Efficient Uncertainty Modeling for System Design via Mixed Integer Programming
Zichang He, Weilong Cui, Chunfeng Cui, Timothy Sherwood, Zheng Zhang

TL;DR
This paper introduces M-gPC, a novel uncertainty modeling technique that efficiently handles mixed continuous and discrete uncertainties in computer architecture, reducing simulation samples drastically compared to Monte Carlo methods.
Contribution
The paper extends generalized polynomial chaos to mixed uncertainties and develops a mixed-integer programming approach for efficient sampling in architectural analysis.
Findings
Achieves accurate uncertainty estimates with only 95 samples in CMP models.

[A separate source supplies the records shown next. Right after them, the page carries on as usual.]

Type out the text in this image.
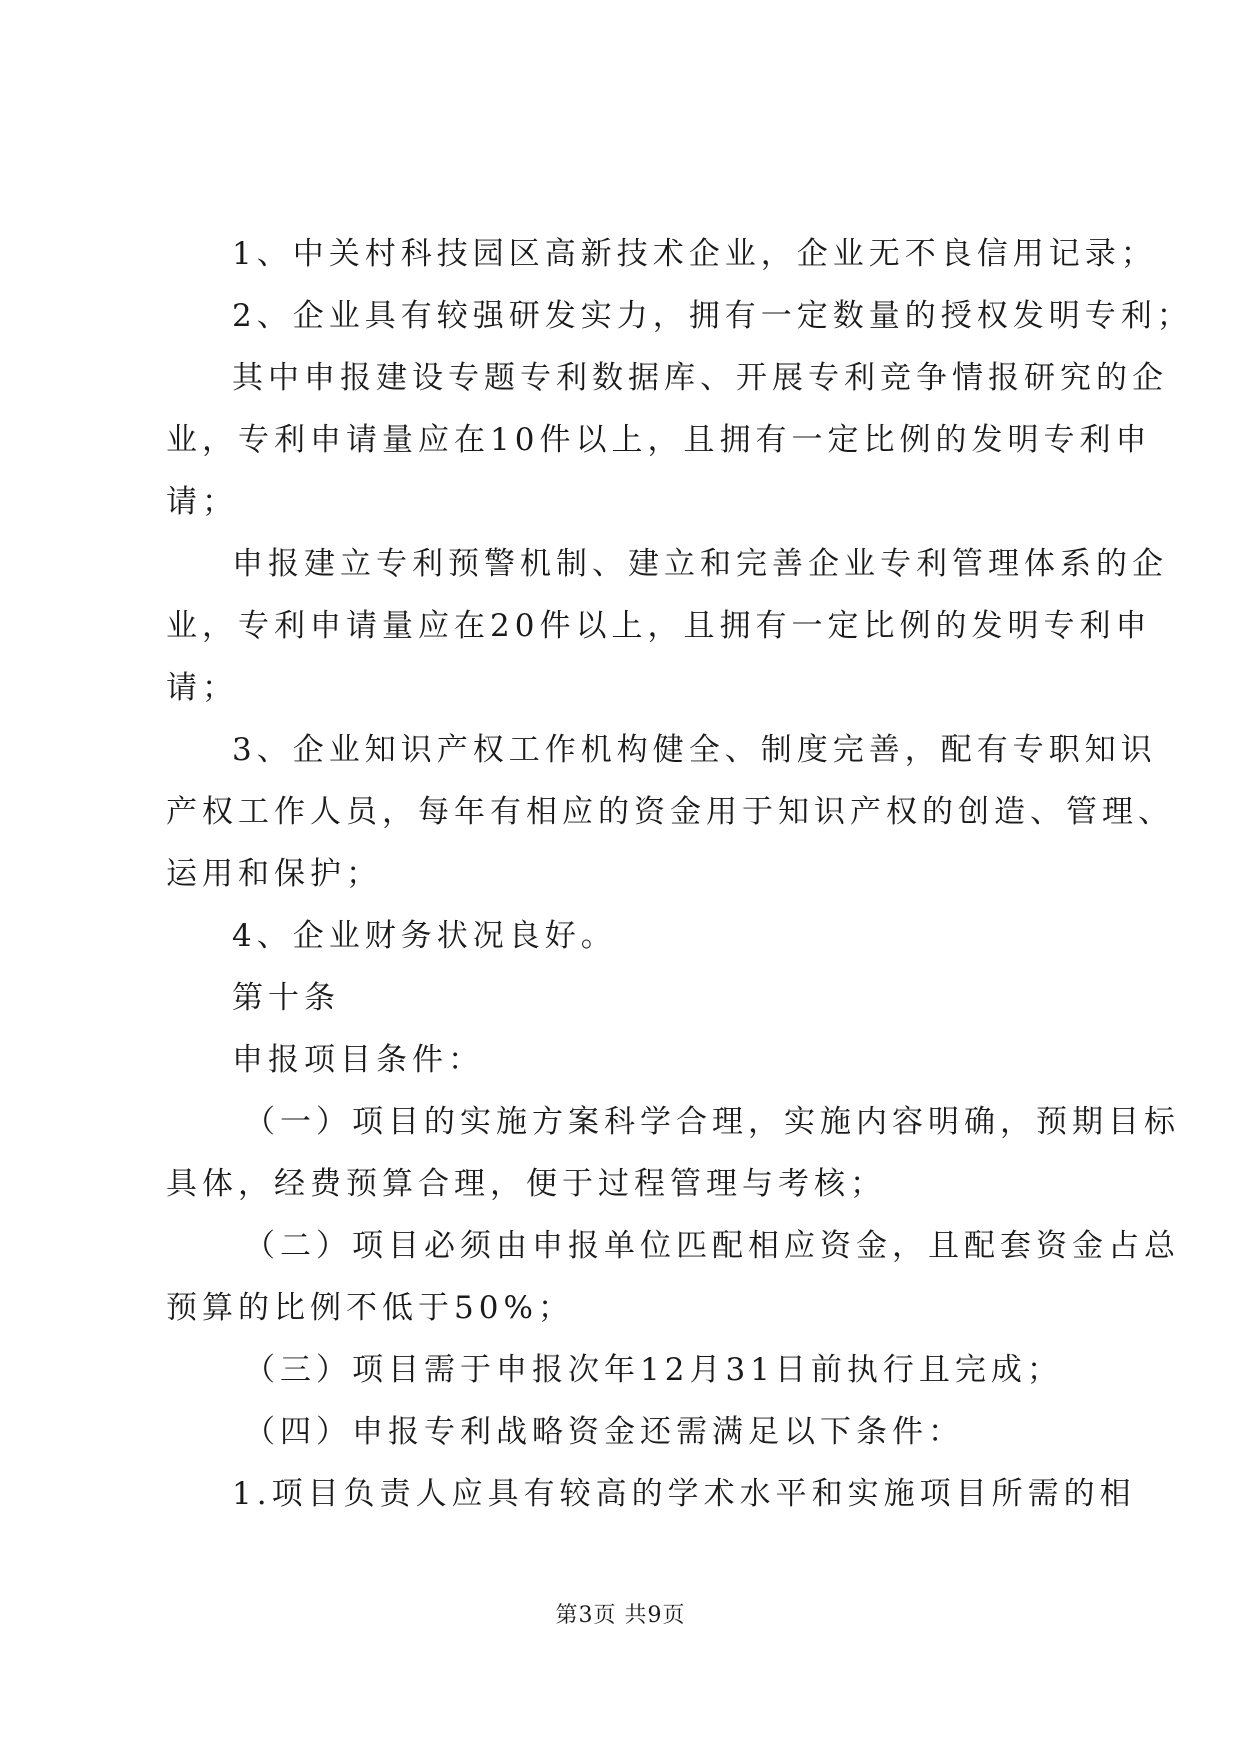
1、中关村科技园区高新技术企业，企业无不良信用记录；

2、企业具有较强研发实力，拥有一定数量的授权发明专利；

其中申报建设专题专利数据库、开展专利竞争情报研究的企

业，专利申请量应在10件以上，且拥有一定比例的发明专利申

请；

申报建立专利预警机制、建立和完善企业专利管理体系的企

业，专利申请量应在20件以上，且拥有一定比例的发明专利申

请；

3、企业知识产权工作机构健全、制度完善，配有专职知识

产权工作人员，每年有相应的资金用于知识产权的创造、管理、

运用和保护；

4、企业财务状况良好。

第十条

申报项目条件：

（一）项目的实施方案科学合理，实施内容明确，预期目标

具体，经费预算合理，便于过程管理与考核；

（二）项目必须由申报单位匹配相应资金，且配套资金占总

预算的比例不低于50%；

（三）项目需于申报次年12月31日前执行且完成；

（四）申报专利战略资金还需满足以下条件：

1.项目负责人应具有较高的学术水平和实施项目所需的相

第3页 共9页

Reduces simulation effort compared to Monte Carlo (from 50,000 to 95 samples).
Demonstrates effectiveness on CMP and DRAM subsystem models.
Abstract
The post-Moore era casts a shadow of uncertainty on many aspects of computer system design. Managing that uncertainty requires new algorithmic tools to make quantitative assessments. While prior uncertainty quantification methods, such as generalized polynomial chaos (gPC), show how to work precisely under the uncertainty inherent to physical devices, these approaches focus solely on variables from a continuous domain. However, as one moves up the system stack to the architecture level many parameters are constrained to a discrete (integer) domain. This paper proposes an efficient and accurate uncertainty modeling technique, named mixed generalized polynomial chaos (M-gPC), for architectural uncertainty analysis. The M-gPC technique extends the generalized polynomial chaos (gPC) theory originally developed in the uncertainty quantification community, such that it can efficiently handle…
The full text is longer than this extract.